Dosyaya gelen evrakların okunduğu duruşmada, Denizbank'ın katılma talebi değerlendirildi. Mahkeme heyetinin bu talebi reddetmesinin ardından müştekilerin beyanının alınmasına geçildi.
Muslera: "Erzan'dan paranın geri ödeneceğine dair resmi dekont aldım"
İspanyolca tercüman aracılığıyla konuşan Fernando Muslera, sanık Seçil Erzan'ı 2011'de banka çalışanı olarak tanıdığını belirterek, Aralık 2022'de bankada finans işleri müdürü olarak bildiği kişiler tarafından arandığını, bu kişilerin yatırım teklifinde bulunduğunu, Erzan'ın da yatırımına karşılık yüzde 35 kar vadettiğini söyledi.

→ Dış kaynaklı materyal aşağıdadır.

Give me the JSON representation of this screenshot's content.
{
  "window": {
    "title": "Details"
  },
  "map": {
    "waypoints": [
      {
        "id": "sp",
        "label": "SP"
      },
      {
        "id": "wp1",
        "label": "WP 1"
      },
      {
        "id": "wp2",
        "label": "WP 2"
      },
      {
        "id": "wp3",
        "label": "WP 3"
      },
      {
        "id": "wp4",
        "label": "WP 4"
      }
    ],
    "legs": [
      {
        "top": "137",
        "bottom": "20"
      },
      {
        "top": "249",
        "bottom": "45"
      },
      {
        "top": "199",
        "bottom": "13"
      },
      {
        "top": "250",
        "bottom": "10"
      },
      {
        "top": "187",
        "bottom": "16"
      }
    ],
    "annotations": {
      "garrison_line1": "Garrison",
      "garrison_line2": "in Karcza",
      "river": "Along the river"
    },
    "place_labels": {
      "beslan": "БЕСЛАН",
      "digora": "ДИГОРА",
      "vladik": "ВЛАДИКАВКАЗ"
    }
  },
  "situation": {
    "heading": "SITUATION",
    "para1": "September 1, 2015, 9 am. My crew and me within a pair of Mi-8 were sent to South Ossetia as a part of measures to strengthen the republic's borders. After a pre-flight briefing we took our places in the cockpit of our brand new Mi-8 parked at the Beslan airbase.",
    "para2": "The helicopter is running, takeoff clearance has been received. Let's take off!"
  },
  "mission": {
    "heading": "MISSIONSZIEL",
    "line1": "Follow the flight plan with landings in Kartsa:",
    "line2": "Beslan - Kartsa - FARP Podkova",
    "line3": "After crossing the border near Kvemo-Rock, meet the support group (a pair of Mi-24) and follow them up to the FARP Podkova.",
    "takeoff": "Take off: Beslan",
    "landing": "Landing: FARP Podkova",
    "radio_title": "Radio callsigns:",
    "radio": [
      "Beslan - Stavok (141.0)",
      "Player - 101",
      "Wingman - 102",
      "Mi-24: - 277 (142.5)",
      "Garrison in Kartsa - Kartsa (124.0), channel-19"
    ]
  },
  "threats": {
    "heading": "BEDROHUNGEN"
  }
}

Seçil Erzan'ın, Hakan Ateş ve Mehmet Aydoğdu'dan "fonu idare eden kişiler" olarak bahsettiğini anlatan Muslera, "Denizbank'ın Florya şubesinden 700 bin dolar para çektim. Ve çektikten sonra menajerim Musa Mert Çetin'e verdim. Denizbank'ın Levent şubesine bu parayı Çetin götürdü. Şubat 2023'te Ziraat Bankası'ndaki hesabımdan 500 bin dolar alıp tekrar Musa Mert'e verdim. Kendisi bu parayı Denizbank'ın içine girmeden kapıda verdi." dedi.
Erzan'ın kendisine paranın geri ödeneceğine dair resmi dekont verdiği ve bu süreçte 700 bin dolarını da Erzan'dan geri aldığını kaydeden Muslera, sanığın 6 Şubat Kahramanmaraş merkezli depremleri sebep göstererek kendisini oyaladığını da öne sürdü.

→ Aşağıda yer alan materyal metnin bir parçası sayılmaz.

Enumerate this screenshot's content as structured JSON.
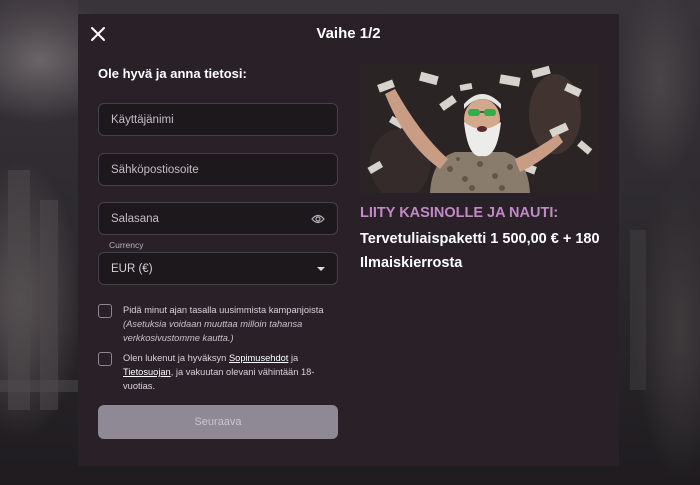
{
  "modal": {
    "step_title": "Vaihe 1/2",
    "intro": "Ole hyvä ja anna tietosi:"
  },
  "form": {
    "username_placeholder": "Käyttäjänimi",
    "email_placeholder": "Sähköpostiosoite",
    "password_placeholder": "Salasana",
    "currency_label": "Currency",
    "currency_value": "EUR (€)",
    "newsletter_text": "Pidä minut ajan tasalla uusimmista kampanjoista",
    "newsletter_note": "(Asetuksia voidaan muuttaa milloin tahansa verkkosivustomme kautta.)",
    "terms_prefix": "Olen lukenut ja hyväksyn",
    "terms_link": "Sopimusehdot",
    "terms_and": "ja",
    "privacy_link": "Tietosuojan",
    "terms_suffix": ", ja vakuutan olevani vähintään 18-vuotias.",
    "next_button": "Seuraava"
  },
  "promo": {
    "heading": "LIITY KASINOLLE JA NAUTI:",
    "body": "Tervetuliaispaketti 1 500,00 € + 180 Ilmaiskierrosta"
  },
  "colors": {
    "modal_bg": "#2a2128",
    "accent_heading": "#c08ac4",
    "button_disabled": "#8f8996"
  },
  "icons": [
    "close-icon",
    "eye-icon",
    "chevron-down-icon"
  ]
}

"Bunun bir yolsuzluk olduğunu anlamıştım"
Sanıkla iletişimi menajeri Musa Mert Çetin'in sağladığını aktaran Muslera, şöyle devam etti:
"Bana, 'Biraz daha fonda yerimiz var, yatırım yapabilirsin.' dedi. Zamanında almam gereken karı alamadığım için beni ikna etmek ve rahat olmam için bana, 'fonda ünlü isimlerin olduğunu' söyledi. Ben yatırım yapmadan önce bunları söylemedi, paramı alamadığım için söyledi. Seçil Hanım ailemle yaşadığım evime geldi; 'Bu fon Hakan Ateş yönetiminde, deprem olduğu için ödemeler aksadı.' dedi. Seçil Erzan banka yöneticisi olmasaydı normal arkadaşım olsaydı, bu paraları teslim etmezdim. Ben bankaya güvendim. Ayrıca Seçil Hanım'ın oranın müdürü oluşu da para vermemde etkili oldu. Ben sadece Musa Mert Çetin'e, 'parayı geri alamazsak bankanın üst düzey yetkililerine şikayette bulunacağımı' söyledim."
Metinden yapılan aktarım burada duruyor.